Other day-to-day expectations the skill encodes:
- Name every shape you might need to find later — patches that find shapes by
Name == "HeroBacking"survive layout changes; patches that find shapes by position or order break the moment another shape is added. - Rebuild over patch once a slide has 5+ shapes. Three patches in a row = rewrite the build script.
- Snapshot before risky bulk edits with a file-copy (no COM). PowerPoint's undo stack does not survive
Save()or session close. - Speaker notes are unbounded — every citation, every methodology caveat, every "if asked X say Y" goes there. The slide carries the punch; the notes carry the depth.
ClaudePowerPointSkill/
├── README.md # This file
├── SKILL.md # The skill itself — loaded by Claude Code
├── CONTRIBUTING.md # How to add new rules / anti-patterns
├── LICENSE # MIT
└── .gitignore
No build step, no dependencies in this repo. The skill is pure markdown.
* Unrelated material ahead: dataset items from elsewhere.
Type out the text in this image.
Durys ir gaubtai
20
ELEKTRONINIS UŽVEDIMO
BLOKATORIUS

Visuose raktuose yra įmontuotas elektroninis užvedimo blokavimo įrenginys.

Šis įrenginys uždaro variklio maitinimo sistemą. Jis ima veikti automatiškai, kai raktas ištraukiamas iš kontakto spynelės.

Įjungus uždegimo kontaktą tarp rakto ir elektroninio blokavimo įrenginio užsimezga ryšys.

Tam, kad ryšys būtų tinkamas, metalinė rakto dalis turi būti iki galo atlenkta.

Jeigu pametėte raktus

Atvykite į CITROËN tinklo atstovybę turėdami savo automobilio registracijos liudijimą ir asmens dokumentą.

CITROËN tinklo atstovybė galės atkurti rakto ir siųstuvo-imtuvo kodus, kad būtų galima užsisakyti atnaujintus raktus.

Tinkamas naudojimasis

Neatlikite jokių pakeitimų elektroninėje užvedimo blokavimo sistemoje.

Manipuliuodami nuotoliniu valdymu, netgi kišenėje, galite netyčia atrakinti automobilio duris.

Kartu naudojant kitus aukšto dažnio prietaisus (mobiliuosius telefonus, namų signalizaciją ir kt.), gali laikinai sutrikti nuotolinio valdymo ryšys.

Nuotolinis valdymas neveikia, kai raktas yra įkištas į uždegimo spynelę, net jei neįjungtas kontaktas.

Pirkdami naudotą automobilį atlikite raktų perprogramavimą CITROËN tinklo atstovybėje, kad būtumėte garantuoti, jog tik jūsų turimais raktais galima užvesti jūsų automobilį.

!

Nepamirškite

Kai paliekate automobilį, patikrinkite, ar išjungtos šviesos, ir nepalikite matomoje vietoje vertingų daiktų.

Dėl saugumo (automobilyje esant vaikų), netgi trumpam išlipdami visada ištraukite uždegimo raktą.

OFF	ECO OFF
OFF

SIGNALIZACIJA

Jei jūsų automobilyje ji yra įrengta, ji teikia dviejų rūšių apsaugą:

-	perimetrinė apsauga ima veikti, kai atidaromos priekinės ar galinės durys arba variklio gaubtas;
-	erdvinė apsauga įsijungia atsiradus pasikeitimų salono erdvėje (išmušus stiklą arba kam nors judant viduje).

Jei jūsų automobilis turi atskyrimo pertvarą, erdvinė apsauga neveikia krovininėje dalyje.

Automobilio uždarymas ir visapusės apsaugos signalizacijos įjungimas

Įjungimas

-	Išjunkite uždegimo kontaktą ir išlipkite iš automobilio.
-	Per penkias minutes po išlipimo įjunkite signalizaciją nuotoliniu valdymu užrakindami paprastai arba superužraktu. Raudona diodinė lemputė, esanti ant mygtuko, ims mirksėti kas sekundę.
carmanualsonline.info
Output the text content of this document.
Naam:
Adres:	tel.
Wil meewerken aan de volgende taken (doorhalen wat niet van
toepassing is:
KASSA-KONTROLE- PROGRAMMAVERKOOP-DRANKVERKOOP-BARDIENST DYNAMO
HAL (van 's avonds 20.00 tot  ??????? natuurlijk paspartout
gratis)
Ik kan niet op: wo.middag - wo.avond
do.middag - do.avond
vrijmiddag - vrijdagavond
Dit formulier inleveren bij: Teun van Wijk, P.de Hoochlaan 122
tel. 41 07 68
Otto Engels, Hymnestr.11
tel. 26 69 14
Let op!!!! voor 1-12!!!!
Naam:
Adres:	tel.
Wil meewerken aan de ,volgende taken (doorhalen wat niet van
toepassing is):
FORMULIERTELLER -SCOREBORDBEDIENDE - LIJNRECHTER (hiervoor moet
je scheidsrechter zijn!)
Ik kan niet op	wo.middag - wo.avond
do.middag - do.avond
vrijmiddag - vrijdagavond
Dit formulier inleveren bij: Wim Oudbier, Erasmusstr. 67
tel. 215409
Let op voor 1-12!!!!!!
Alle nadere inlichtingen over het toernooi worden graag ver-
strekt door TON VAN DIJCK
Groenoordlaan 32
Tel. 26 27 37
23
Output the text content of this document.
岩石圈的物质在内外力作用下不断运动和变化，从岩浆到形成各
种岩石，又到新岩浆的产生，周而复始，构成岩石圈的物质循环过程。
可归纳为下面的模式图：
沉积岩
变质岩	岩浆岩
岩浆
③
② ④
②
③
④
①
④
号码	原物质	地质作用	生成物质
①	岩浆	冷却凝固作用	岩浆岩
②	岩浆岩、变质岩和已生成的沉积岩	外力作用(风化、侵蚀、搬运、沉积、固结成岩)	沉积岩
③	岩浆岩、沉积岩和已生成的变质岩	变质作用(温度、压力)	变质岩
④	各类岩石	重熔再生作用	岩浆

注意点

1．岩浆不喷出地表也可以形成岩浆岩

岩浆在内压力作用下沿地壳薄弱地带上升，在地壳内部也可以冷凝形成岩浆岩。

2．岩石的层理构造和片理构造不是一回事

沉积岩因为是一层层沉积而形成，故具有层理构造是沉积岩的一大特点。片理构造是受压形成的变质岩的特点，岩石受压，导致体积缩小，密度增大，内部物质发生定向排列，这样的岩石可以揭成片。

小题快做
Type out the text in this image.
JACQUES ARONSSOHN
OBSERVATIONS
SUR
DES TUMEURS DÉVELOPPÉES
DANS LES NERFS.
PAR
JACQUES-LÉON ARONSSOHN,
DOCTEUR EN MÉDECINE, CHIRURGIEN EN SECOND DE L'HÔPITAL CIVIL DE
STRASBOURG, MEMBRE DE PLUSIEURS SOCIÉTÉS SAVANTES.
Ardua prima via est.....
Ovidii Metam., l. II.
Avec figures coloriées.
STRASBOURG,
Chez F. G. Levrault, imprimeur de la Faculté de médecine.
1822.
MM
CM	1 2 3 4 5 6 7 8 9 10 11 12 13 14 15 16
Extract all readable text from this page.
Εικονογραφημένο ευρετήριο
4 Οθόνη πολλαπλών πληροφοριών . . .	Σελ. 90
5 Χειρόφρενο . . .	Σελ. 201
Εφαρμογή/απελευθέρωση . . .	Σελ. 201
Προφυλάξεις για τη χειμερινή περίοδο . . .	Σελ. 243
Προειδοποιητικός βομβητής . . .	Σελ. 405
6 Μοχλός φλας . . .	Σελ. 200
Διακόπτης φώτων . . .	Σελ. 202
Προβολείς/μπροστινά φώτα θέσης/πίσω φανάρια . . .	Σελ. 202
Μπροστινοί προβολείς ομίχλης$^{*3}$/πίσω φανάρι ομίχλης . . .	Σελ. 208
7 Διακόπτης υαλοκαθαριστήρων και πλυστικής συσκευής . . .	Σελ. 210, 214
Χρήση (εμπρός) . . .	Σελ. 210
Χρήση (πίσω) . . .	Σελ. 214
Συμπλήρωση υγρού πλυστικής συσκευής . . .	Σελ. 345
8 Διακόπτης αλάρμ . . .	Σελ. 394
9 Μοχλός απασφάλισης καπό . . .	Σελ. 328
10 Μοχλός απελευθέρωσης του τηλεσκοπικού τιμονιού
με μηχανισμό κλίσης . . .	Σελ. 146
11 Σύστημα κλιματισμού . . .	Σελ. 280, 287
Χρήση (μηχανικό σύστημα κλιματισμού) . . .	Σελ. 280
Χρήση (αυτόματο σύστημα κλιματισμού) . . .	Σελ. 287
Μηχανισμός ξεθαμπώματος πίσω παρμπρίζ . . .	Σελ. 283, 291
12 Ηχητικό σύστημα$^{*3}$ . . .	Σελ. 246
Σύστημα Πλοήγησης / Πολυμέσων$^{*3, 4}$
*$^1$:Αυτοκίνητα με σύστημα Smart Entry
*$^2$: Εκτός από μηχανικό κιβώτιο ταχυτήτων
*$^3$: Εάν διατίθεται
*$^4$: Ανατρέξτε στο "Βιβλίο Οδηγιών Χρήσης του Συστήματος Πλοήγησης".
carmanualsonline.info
MIT. Use, fork, adapt, and integrate the patterns freely; attribution appreciated but not required.
See CONTRIBUTING.md for the full guide. Short version: the skill grows by accretion — every silent failure that costs an hour of debugging belongs in the Anti-patterns table at the bottom of SKILL.md, with a linked rule in the relevant section explaining the fix.